Proposal - New Computer Vision Message Standards

Thanks for the awesome feedback, everyone! I’ll try to address everything that was brought up.

First, let me start off by noting that although I only created Classification and Detection messages, I think it makes sense to keep this as a general vision_msgs package, and additional computer vision-related messages can be added as time goes on. I think it’s more useful than making a too-specific classification_msgs or similar.

@reinzor, thanks for linking to your message definitions! I think that annotations are already covered under the existing implementation. You could provide the bounding box coordinates in a Detection message, and the most likely label as the only result in the class probabilities. If we want to add other information, such as color of the outline, etc. then maybe this would be a better fit for visualization_msgs or another package.

On another note, is human pose estimation standardized enough to make a custom message type for it? Or is it best described by a TF tree, arbitrary set of geometry_msgs/Pose, or some other existing ROS construct? I’m thinking of the fact that different human detectors provide different levels of fidelity, so it might be difficult to standardize.

@ruffsl, My idea with having two poses is that the bounding box could actually have a different pose from the expressed object pose. For example, the bounding box center for a coffee mug might have some z-height and be off-center wrt the body of the mug, but the expressed object pose might be centered on the cylindrical portion of the mug and be at the bottom. However, maybe it makes sense to forego the bounding box information, as this could be stored in the object metadata, along with a mesh, etc.

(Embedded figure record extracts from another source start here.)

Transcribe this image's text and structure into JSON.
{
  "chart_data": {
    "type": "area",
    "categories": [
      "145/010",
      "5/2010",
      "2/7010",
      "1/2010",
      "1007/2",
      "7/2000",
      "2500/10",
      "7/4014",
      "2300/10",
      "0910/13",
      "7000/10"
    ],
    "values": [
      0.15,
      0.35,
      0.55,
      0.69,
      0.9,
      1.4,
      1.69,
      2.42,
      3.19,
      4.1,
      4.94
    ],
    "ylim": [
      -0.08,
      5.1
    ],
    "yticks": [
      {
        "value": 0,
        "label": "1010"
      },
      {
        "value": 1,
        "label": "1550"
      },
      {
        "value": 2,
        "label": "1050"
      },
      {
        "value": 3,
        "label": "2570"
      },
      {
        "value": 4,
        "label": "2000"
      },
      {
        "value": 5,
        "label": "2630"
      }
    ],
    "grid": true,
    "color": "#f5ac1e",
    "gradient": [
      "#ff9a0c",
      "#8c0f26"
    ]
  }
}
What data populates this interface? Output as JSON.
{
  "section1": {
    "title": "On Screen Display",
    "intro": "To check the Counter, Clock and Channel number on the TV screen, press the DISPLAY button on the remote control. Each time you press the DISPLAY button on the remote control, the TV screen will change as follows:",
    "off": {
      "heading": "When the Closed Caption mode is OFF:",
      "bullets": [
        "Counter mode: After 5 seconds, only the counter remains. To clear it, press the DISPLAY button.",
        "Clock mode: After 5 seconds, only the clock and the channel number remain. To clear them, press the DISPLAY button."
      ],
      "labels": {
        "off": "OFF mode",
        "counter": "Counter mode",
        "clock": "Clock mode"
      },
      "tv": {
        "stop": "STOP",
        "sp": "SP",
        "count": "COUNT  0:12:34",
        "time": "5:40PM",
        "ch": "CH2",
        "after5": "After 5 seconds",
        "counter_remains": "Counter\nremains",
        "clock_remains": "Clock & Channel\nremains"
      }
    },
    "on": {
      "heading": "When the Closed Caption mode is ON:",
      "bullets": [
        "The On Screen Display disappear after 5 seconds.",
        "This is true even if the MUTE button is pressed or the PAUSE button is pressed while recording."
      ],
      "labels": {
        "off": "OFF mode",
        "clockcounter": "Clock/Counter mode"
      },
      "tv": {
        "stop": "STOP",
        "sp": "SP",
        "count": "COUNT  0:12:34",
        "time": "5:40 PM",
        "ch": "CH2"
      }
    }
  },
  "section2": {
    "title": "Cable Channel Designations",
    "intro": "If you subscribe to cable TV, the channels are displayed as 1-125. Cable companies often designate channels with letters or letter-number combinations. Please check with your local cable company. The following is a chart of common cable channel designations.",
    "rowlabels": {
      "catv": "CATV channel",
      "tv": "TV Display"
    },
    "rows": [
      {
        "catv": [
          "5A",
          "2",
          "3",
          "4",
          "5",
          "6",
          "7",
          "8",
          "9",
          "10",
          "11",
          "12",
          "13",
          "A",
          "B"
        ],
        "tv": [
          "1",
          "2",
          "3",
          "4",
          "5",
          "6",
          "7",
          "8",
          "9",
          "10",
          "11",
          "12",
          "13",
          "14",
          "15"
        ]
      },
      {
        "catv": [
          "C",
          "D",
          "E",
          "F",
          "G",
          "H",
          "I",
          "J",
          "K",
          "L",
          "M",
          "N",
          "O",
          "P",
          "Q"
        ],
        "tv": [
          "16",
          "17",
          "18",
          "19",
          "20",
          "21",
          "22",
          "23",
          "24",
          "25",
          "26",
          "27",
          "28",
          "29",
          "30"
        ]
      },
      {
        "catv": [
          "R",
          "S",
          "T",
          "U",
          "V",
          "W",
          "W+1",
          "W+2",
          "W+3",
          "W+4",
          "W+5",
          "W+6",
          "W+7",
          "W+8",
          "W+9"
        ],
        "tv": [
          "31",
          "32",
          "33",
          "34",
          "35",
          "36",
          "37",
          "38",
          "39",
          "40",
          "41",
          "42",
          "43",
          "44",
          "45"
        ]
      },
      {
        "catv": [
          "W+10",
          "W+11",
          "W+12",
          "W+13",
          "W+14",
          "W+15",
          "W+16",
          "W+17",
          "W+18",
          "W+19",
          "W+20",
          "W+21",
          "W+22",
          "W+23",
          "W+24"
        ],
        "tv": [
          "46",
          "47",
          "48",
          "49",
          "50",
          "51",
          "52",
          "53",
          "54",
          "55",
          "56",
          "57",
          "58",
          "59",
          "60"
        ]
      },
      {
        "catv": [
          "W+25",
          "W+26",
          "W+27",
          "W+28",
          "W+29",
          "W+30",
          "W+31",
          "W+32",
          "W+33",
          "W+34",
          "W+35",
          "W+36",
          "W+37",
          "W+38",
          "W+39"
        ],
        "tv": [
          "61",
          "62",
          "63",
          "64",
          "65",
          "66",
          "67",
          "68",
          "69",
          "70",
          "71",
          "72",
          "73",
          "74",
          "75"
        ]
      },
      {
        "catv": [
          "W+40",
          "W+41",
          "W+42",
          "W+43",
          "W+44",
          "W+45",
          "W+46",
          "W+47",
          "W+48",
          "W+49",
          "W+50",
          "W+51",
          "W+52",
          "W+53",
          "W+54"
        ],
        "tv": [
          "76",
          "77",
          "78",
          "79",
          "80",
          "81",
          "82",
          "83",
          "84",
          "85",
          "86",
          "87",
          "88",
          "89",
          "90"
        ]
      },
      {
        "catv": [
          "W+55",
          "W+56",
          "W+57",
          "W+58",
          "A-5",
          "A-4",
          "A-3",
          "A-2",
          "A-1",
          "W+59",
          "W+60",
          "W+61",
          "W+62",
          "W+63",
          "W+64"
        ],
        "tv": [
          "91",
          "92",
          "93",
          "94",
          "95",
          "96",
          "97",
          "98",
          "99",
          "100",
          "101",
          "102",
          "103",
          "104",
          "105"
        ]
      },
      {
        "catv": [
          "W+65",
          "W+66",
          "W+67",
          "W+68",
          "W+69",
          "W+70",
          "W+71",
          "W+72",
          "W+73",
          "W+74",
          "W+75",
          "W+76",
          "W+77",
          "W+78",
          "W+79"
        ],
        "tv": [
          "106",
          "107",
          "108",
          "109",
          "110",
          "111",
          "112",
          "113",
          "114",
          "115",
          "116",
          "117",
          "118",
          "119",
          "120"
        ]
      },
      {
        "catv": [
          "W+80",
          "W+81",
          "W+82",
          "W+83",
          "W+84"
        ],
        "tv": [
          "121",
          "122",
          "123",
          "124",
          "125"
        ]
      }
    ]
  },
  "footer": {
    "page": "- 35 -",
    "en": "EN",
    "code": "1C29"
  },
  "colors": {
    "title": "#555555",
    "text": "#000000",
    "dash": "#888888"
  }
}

On the topic of nesting, I’m open to the idea of flattening the hierarchy and having Classification/Detection 2D/3D all include a new CategoryDistribution message. I’m not sure how much message nesting is considered standard practice, so I’ll look at some other packages to get an idea.

@Jeremie, I like the idea to add a standardized VisualFeature.msg or other similar message, as long as there is some common baseline that can cover a lot of feature types. From my own understanding of visual features, there’s usually a lot of variation in how the feature is actually defined and represented, so I’m not able to find a “lowest common denominator” from my own experience. If you feel there’s something there that could be broadly useful, please feel free to post it here or make a pull request. I agree with @Loy as well, although many classifiers use features internally, this should be hidden in the implementation except in special cases like the SLAM case described.